Banding Leopard Ditolak! Veda Ega Pratama Resmi Naik ke Peringkat 3 Dunia

Banding Leopard Ditolak! Veda Ega Pratama Resmi Naik ke Peringkat 3 Dunia

Veda Ega Pratama berhasil menembus posisi kedua tercepat dan memastikan diri lolos langsung ke sesi Kualifikasi 2 (Q2) yang akan digelar pada Sabtu, 6 Juni 2026-Tangkapan layar instagram@veda_54-

HARIAN DISWAY- Keadilan regulasi akhirnya berpihak pada pembalap muda Indonesia, Veda Ega Pratama, yang resmi melejit ke peringkat tiga dunia, setelah Panel Juri Banding FIM resmi menolak gugatan Leopard Racing terkait skandal manipulasi segel mesin ilegal di motor Adrian Fernandez.

Teka-teki mengenai status poin Adrian Fernandez di klasemen sementara Moto3 2026 akhirnya terjawab. Sempat tertahan karena adanya proses banding dari pihak Leopard Racing, Panel Juri Banding FIM resmi menolak banding tersebut pada Jumat, 5 Juni 2026 malam waktu setempat (Sabtu dini hari WIB).

​Sebelumnya, dua mesin Honda NSF250RW milik Adrian Fernandez kedapatan melanggar regulasi teknis akibat rusaknya segel mesin.

sDengan penolakan banding ini, hukuman diskualifikasi Fernandez dari dua seri balapan resmi berlaku mutlak, yang otomatis mengubah peta persaingan klasemen. Keuntungan besar didapat oleh pembalap muda Indonesia, Veda Ega Pratama, yang kini melesat naik ke posisi ketiga dunia.

​Berikut adalah detail informasi resmi berdasarkan surat keputusan Panel Juri Banding FIM:

Kronologi Jalur Banding Leopard Racing

​Tim Leopard Racing mengajukan banding tertulis pada 5 Juni 2026 pukul 13.25 waktu Hungaria kepada Panel Juri Banding (Appeal Stewards). Mereka menyertakan uang jaminan sebesar €1.320 (sekitar Rp27,5 juta) melalui jaminan IRTA.

​Banding ini diajukan untuk menggugat keputusan Juri FIM MotoGP tertanggal 5 Juni 2026 pukul 12.30. Keputusan awal tersebut menyatakan diskualifikasi bagi Adrian Fernandez (nomor motor 31) dari ajang Michelin Grand Prix of France dan Monster Energy Grand Prix of Catalunya.

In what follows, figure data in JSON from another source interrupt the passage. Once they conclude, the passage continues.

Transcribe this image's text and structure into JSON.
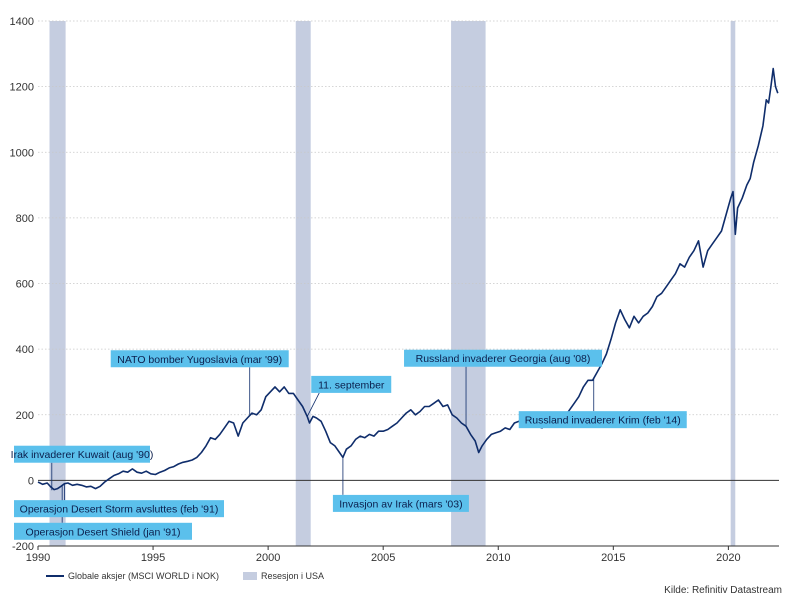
{
  "chart_data": {
    "type": "line",
    "title": "",
    "xlabel": "",
    "ylabel": "",
    "xlim": [
      1990,
      2022.2
    ],
    "ylim": [
      -200,
      1400
    ],
    "xticks": [
      1990,
      1995,
      2000,
      2005,
      2010,
      2015,
      2020
    ],
    "yticks": [
      -200,
      0,
      200,
      400,
      600,
      800,
      1000,
      1200,
      1400
    ],
    "grid": "horizontal dotted",
    "colors": {
      "series": "#0f2d6b",
      "recession": "#c5cde0",
      "annotation_fill": "#5bc0ec",
      "annotation_line": "#0f2d6b"
    },
    "series": [
      {
        "name": "Globale aksjer (MSCI WORLD i NOK)",
        "points": [
          [
            1990.0,
            -5
          ],
          [
            1990.2,
            -12
          ],
          [
            1990.4,
            -8
          ],
          [
            1990.55,
            -20
          ],
          [
            1990.7,
            -28
          ],
          [
            1990.85,
            -25
          ],
          [
            1991.0,
            -18
          ],
          [
            1991.15,
            -10
          ],
          [
            1991.3,
            -8
          ],
          [
            1991.5,
            -15
          ],
          [
            1991.7,
            -12
          ],
          [
            1991.9,
            -15
          ],
          [
            1992.1,
            -20
          ],
          [
            1992.3,
            -18
          ],
          [
            1992.5,
            -25
          ],
          [
            1992.7,
            -18
          ],
          [
            1992.9,
            -5
          ],
          [
            1993.1,
            5
          ],
          [
            1993.3,
            15
          ],
          [
            1993.5,
            20
          ],
          [
            1993.7,
            28
          ],
          [
            1993.9,
            25
          ],
          [
            1994.1,
            35
          ],
          [
            1994.3,
            25
          ],
          [
            1994.5,
            22
          ],
          [
            1994.7,
            28
          ],
          [
            1994.9,
            20
          ],
          [
            1995.1,
            18
          ],
          [
            1995.3,
            25
          ],
          [
            1995.5,
            30
          ],
          [
            1995.7,
            38
          ],
          [
            1995.9,
            42
          ],
          [
            1996.1,
            50
          ],
          [
            1996.3,
            55
          ],
          [
            1996.5,
            58
          ],
          [
            1996.7,
            62
          ],
          [
            1996.9,
            70
          ],
          [
            1997.1,
            85
          ],
          [
            1997.3,
            105
          ],
          [
            1997.5,
            130
          ],
          [
            1997.7,
            125
          ],
          [
            1997.9,
            140
          ],
          [
            1998.1,
            160
          ],
          [
            1998.3,
            180
          ],
          [
            1998.5,
            175
          ],
          [
            1998.7,
            135
          ],
          [
            1998.9,
            175
          ],
          [
            1999.1,
            190
          ],
          [
            1999.3,
            205
          ],
          [
            1999.5,
            200
          ],
          [
            1999.7,
            215
          ],
          [
            1999.9,
            255
          ],
          [
            2000.1,
            270
          ],
          [
            2000.3,
            285
          ],
          [
            2000.5,
            270
          ],
          [
            2000.7,
            285
          ],
          [
            2000.9,
            265
          ],
          [
            2001.1,
            265
          ],
          [
            2001.3,
            245
          ],
          [
            2001.5,
            225
          ],
          [
            2001.7,
            195
          ],
          [
            2001.8,
            175
          ],
          [
            2001.95,
            195
          ],
          [
            2002.1,
            190
          ],
          [
            2002.3,
            180
          ],
          [
            2002.5,
            150
          ],
          [
            2002.7,
            115
          ],
          [
            2002.9,
            105
          ],
          [
            2003.1,
            85
          ],
          [
            2003.25,
            70
          ],
          [
            2003.4,
            95
          ],
          [
            2003.6,
            105
          ],
          [
            2003.8,
            125
          ],
          [
            2004.0,
            135
          ],
          [
            2004.2,
            130
          ],
          [
            2004.4,
            140
          ],
          [
            2004.6,
            135
          ],
          [
            2004.8,
            150
          ],
          [
            2005.0,
            150
          ],
          [
            2005.2,
            155
          ],
          [
            2005.4,
            165
          ],
          [
            2005.6,
            175
          ],
          [
            2005.8,
            190
          ],
          [
            2006.0,
            205
          ],
          [
            2006.2,
            215
          ],
          [
            2006.4,
            200
          ],
          [
            2006.6,
            210
          ],
          [
            2006.8,
            225
          ],
          [
            2007.0,
            225
          ],
          [
            2007.2,
            235
          ],
          [
            2007.4,
            245
          ],
          [
            2007.6,
            225
          ],
          [
            2007.8,
            230
          ],
          [
            2008.0,
            200
          ],
          [
            2008.2,
            190
          ],
          [
            2008.4,
            175
          ],
          [
            2008.6,
            165
          ],
          [
            2008.8,
            140
          ],
          [
            2009.0,
            120
          ],
          [
            2009.15,
            85
          ],
          [
            2009.3,
            105
          ],
          [
            2009.5,
            125
          ],
          [
            2009.7,
            140
          ],
          [
            2009.9,
            145
          ],
          [
            2010.1,
            150
          ],
          [
            2010.3,
            160
          ],
          [
            2010.5,
            155
          ],
          [
            2010.7,
            175
          ],
          [
            2010.9,
            180
          ],
          [
            2011.1,
            185
          ],
          [
            2011.3,
            180
          ],
          [
            2011.5,
            170
          ],
          [
            2011.7,
            165
          ],
          [
            2011.9,
            160
          ],
          [
            2012.1,
            175
          ],
          [
            2012.3,
            170
          ],
          [
            2012.5,
            185
          ],
          [
            2012.7,
            190
          ],
          [
            2012.9,
            195
          ],
          [
            2013.1,
            215
          ],
          [
            2013.3,
            235
          ],
          [
            2013.5,
            255
          ],
          [
            2013.7,
            285
          ],
          [
            2013.9,
            305
          ],
          [
            2014.1,
            305
          ],
          [
            2014.3,
            330
          ],
          [
            2014.5,
            355
          ],
          [
            2014.7,
            385
          ],
          [
            2014.9,
            430
          ],
          [
            2015.1,
            480
          ],
          [
            2015.3,
            520
          ],
          [
            2015.5,
            490
          ],
          [
            2015.7,
            465
          ],
          [
            2015.9,
            500
          ],
          [
            2016.1,
            480
          ],
          [
            2016.3,
            500
          ],
          [
            2016.5,
            510
          ],
          [
            2016.7,
            530
          ],
          [
            2016.9,
            560
          ],
          [
            2017.1,
            570
          ],
          [
            2017.3,
            590
          ],
          [
            2017.5,
            610
          ],
          [
            2017.7,
            630
          ],
          [
            2017.9,
            660
          ],
          [
            2018.1,
            650
          ],
          [
            2018.3,
            680
          ],
          [
            2018.5,
            700
          ],
          [
            2018.7,
            730
          ],
          [
            2018.9,
            650
          ],
          [
            2019.1,
            700
          ],
          [
            2019.3,
            720
          ],
          [
            2019.5,
            740
          ],
          [
            2019.7,
            760
          ],
          [
            2019.9,
            810
          ],
          [
            2020.1,
            860
          ],
          [
            2020.2,
            880
          ],
          [
            2020.3,
            750
          ],
          [
            2020.4,
            830
          ],
          [
            2020.6,
            860
          ],
          [
            2020.8,
            900
          ],
          [
            2020.95,
            920
          ],
          [
            2021.1,
            970
          ],
          [
            2021.3,
            1020
          ],
          [
            2021.5,
            1080
          ],
          [
            2021.65,
            1160
          ],
          [
            2021.75,
            1150
          ],
          [
            2021.85,
            1200
          ],
          [
            2021.95,
            1255
          ],
          [
            2022.05,
            1200
          ],
          [
            2022.15,
            1180
          ]
        ]
      }
    ],
    "recessions": [
      {
        "start": 1990.5,
        "end": 1991.2
      },
      {
        "start": 2001.2,
        "end": 2001.85
      },
      {
        "start": 2007.95,
        "end": 2009.45
      },
      {
        "start": 2020.1,
        "end": 2020.3
      }
    ],
    "annotations": [
      {
        "text": "Irak invaderer Kuwait (aug '90)",
        "x": 1990.6,
        "y": -30,
        "label_side": "above"
      },
      {
        "text": "Operasjon Desert Shield (jan '91)",
        "x": 1991.05,
        "y": -15,
        "label_side": "below"
      },
      {
        "text": "Operasjon Desert Storm avsluttes (feb '91)",
        "x": 1991.15,
        "y": -10,
        "label_side": "below"
      },
      {
        "text": "NATO bomber Yugoslavia (mar '99)",
        "x": 1999.2,
        "y": 200,
        "label_side": "above"
      },
      {
        "text": "11. september",
        "x": 2001.7,
        "y": 195,
        "label_side": "above"
      },
      {
        "text": "Invasjon av Irak (mars '03)",
        "x": 2003.25,
        "y": 70,
        "label_side": "below"
      },
      {
        "text": "Russland invaderer Georgia (aug '08)",
        "x": 2008.6,
        "y": 165,
        "label_side": "above"
      },
      {
        "text": "Russland invaderer Krim (feb '14)",
        "x": 2014.15,
        "y": 310,
        "label_side": "below"
      }
    ]
  },
  "legend": {
    "series_label": "Globale aksjer (MSCI WORLD i NOK)",
    "recession_label": "Resesjon i USA"
  },
  "source": "Kilde: Refinitiv Datastream"
}
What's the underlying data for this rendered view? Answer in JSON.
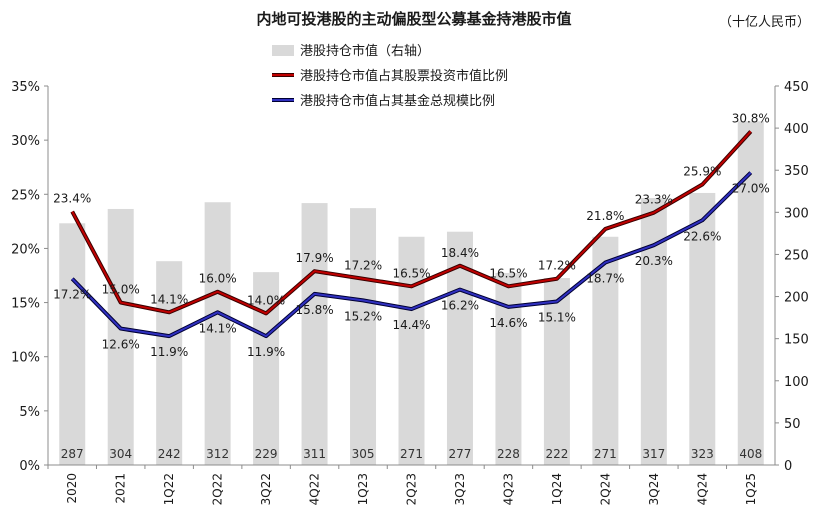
{
  "chart_data": {
    "type": "bar+line",
    "title": "内地可投港股的主动偏股型公募基金持港股市值",
    "unit_label": "（十亿人民币）",
    "categories": [
      "2020",
      "2021",
      "1Q22",
      "2Q22",
      "3Q22",
      "4Q22",
      "1Q23",
      "2Q23",
      "3Q23",
      "4Q23",
      "1Q24",
      "2Q24",
      "3Q24",
      "4Q24",
      "1Q25"
    ],
    "bar_series": {
      "name": "港股持仓市值（右轴）",
      "values": [
        287,
        304,
        242,
        312,
        229,
        311,
        305,
        271,
        277,
        228,
        222,
        271,
        317,
        323,
        408
      ],
      "labels": [
        "287",
        "304",
        "242",
        "312",
        "229",
        "311",
        "305",
        "271",
        "277",
        "228",
        "222",
        "271",
        "317",
        "323",
        "408"
      ]
    },
    "line_series": [
      {
        "name": "港股持仓市值占其股票投资市值比例",
        "values": [
          23.4,
          15.0,
          14.1,
          16.0,
          14.0,
          17.9,
          17.2,
          16.5,
          18.4,
          16.5,
          17.2,
          21.8,
          23.3,
          25.9,
          30.8
        ],
        "labels": [
          "23.4%",
          "15.0%",
          "14.1%",
          "16.0%",
          "14.0%",
          "17.9%",
          "17.2%",
          "16.5%",
          "18.4%",
          "16.5%",
          "17.2%",
          "21.8%",
          "23.3%",
          "25.9%",
          "30.8%"
        ]
      },
      {
        "name": "港股持仓市值占其基金总规模比例",
        "values": [
          17.2,
          12.6,
          11.9,
          14.1,
          11.9,
          15.8,
          15.2,
          14.4,
          16.2,
          14.6,
          15.1,
          18.7,
          20.3,
          22.6,
          27.0
        ],
        "labels": [
          "17.2%",
          "12.6%",
          "11.9%",
          "14.1%",
          "11.9%",
          "15.8%",
          "15.2%",
          "14.4%",
          "16.2%",
          "14.6%",
          "15.1%",
          "18.7%",
          "20.3%",
          "22.6%",
          "27.0%"
        ]
      }
    ],
    "left_axis": {
      "min": 0,
      "max": 35,
      "step": 5,
      "ticks": [
        "0%",
        "5%",
        "10%",
        "15%",
        "20%",
        "25%",
        "30%",
        "35%"
      ]
    },
    "right_axis": {
      "min": 0,
      "max": 450,
      "step": 50,
      "ticks": [
        "0",
        "50",
        "100",
        "150",
        "200",
        "250",
        "300",
        "350",
        "400",
        "450"
      ]
    },
    "grid": false,
    "legend_position": "top-center",
    "colors": {
      "bar": "#d9d9d9",
      "line1": "#c00000",
      "line2": "#1f1f9f"
    }
  }
}
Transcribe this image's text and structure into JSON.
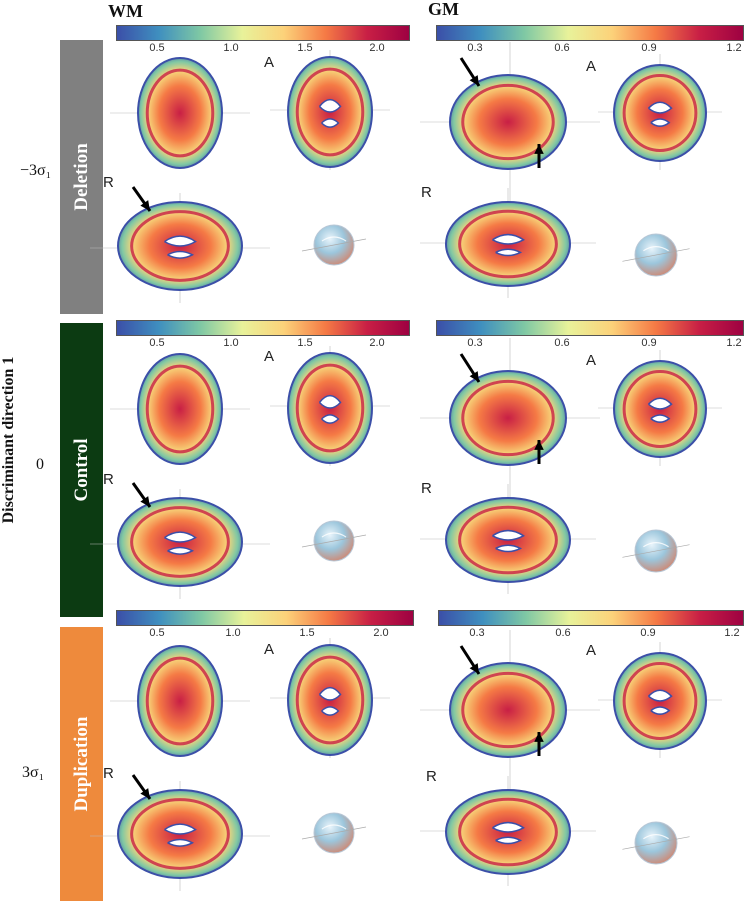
{
  "columns": {
    "wm": "WM",
    "gm": "GM"
  },
  "axis_label": "Discriminant direction 1",
  "rows": [
    {
      "name": "Deletion",
      "value": "−3σ₁",
      "color": "#808080",
      "letters": {
        "wm_a": "A",
        "wm_r": "R",
        "gm_a": "A",
        "gm_r": "R"
      }
    },
    {
      "name": "Control",
      "value": "0",
      "color": "#0c3b12",
      "letters": {
        "wm_a": "A",
        "wm_r": "R",
        "gm_a": "A",
        "gm_r": "R"
      }
    },
    {
      "name": "Duplication",
      "value": "3σ₁",
      "color": "#ee8a3c",
      "letters": {
        "wm_a": "A",
        "wm_r": "R",
        "gm_a": "A",
        "gm_r": "R"
      }
    }
  ],
  "colorbars": {
    "wm_ticks": [
      "0.5",
      "1.0",
      "1.5",
      "2.0"
    ],
    "gm_ticks": [
      "0.3",
      "0.6",
      "0.9",
      "1.2"
    ],
    "colormap": [
      "#3b4fa8",
      "#3f8fbf",
      "#7fc8a4",
      "#e8f29a",
      "#fcd27a",
      "#f57a45",
      "#c81f45",
      "#9e0142"
    ]
  },
  "icons": {
    "arrow": "arrow-icon",
    "brain3d": "brain-3d-render-icon"
  }
}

BACA JUGA:Veda Ega Pratama Kejutkan Moto3 Hungaria 2026, Tempel Ketat Maximo Quiles di Posisi Kedua

BACA JUGA:Disebut Mirip Tempat Parkir, Sirkuit Balaton Park Resmi Dicoret dari Kalender MotoGP!

​Fernandez dinilai melanggar Pasal 3.3.2.2 dan Pasal 3.2.2.3 Regulasi Kejuaraan Dunia Grand Prix FIM 2026, serta regulasi tambahan terkait Daya Tahan Mesin Kelas Moto3 Pasal 2.6.3.3.

​Persidangan formal digelar pada hari yang sama pukul 15.00 hingga 17.45 waktu Hungaria di Sirkuit Balaton. Panel Juri Banding FIM ini dipimpin oleh Stuart Higgs dan Rezso Bulcsu (ditunjuk oleh FMNR).

Hasil Persidangan dan Pertimbangan FIM

​Sidang tersebut dihadiri oleh berbagai pihak terkait untuk memberikan penjelasan, antara lain:

  • ​Leopard Racing: Christian Lundberg (Direktur Teknik) dan Didier Lambert (Race Track Engineering).
  • ​Direktur Teknis & Staf Teknis FIM: Danny Aldridge dan Charlie Kirk.
  • ​Produsen Mesin (Pihak Ketiga): Noriyuki Shimizu.
  • ​Juri FIM MotoGP: Simon Crafar, Andres Somolinos, dan Tamara Matko.


Adrian Fernandez (31), saat beraksi di sesi practice kelas Moto3 GP Hungaria 2026--Twitter M Sports @MSports_all

Berdasarkan pemeriksaan fisik mesin, bukti pabrikan, dan kondisi segel, Direktur Teknis FIM menemukan bahwa sistem penyegelan resmi pada mesin Adrian Fernandez telah dirusak dan mesin telah dibuka tanpa izin.